I wonder if I will ever stop getting pimples. I wonder if I let my hair go without coloring it, would it be a pretty color like my mom or would it be blah and boring. I wonder if I will ever let go of wondering about gray hair.
I wonder if I will ever know how to use all the features on my phone. I wonder if I ever will truly want to.
I wonder if I will ever understand how the breeze makes those trees sway and then those trees and then those trees and then back swooshing them all together in a big display of tandem swaying.
I wonder if I will ever tire of the beauty of autumn.

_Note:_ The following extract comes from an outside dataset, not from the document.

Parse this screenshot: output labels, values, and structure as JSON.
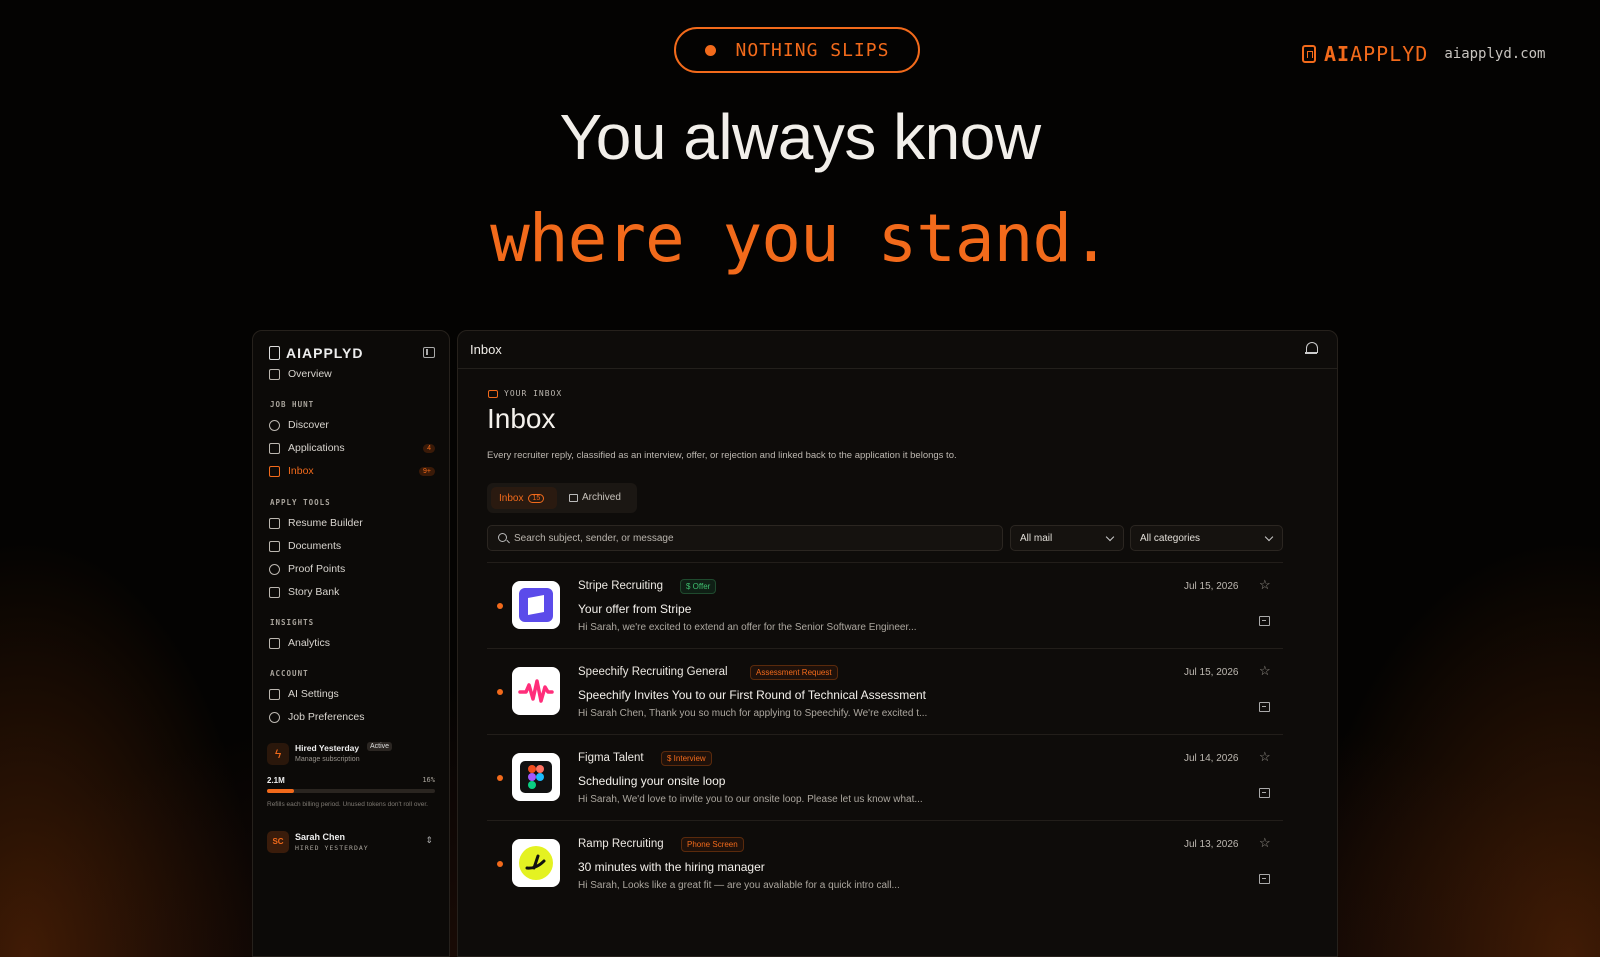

I wonder if I will ever not have to not stop and look up the difference between prostrate and prostate before I use that word choice.
I wonder if I will ever like coffee.
I wonder if my son will go to Mars. I wonder if my sense of smell will improve as I age. I wonder if I will get bifocals.
I wonder if people will ever stop getting uptight over someone’s skin color, religion, or who they like to kiss.
I wonder if I will ever run a marathon. I wonder if I will ever run a 5K. I wonder if I will ever run around the block.
I wonder if I’ll ever create a stage play. I wonder if I’ll ever write more books. I wonder if I’ll produce my own line of greeting cards.
I wonder if I’ll ever be the chick singer in an all-boy band.
I wonder if Prince Charming will go gray. I wonder if he’ll have long hair and a ponytail when we’re in our eighties. I wonder about all the places we will live.
I wonder if I’ll ever enjoy cooking.
I wonder if I’ll ever make sense of the human existence. I wonder if I’ll stop wanting all the answers. I wonder if I’ll master a foreign language.
I wonder who is our next president.
I wonder how many grandbabies I’ll have. I wonder who was the first person to think women need to shave their legs. I wonder if I will always love emery boards, Trident White gum, and dish towels.
I wonder if I will always love being the first one to dip my knife into the brand new jar of peanut butter. I wonder I will always love travel. I wonder if anything has been more helpful than sticky notes.
I wonder if Barry Manilow will live to 100. I wonder if pantyhose will become extinct. I wonder if mental telepathy is possible.
I wonder if reality shows will ever go away.
I wonder if the sight of a starry sky will ever stop making me wonder. I wonder.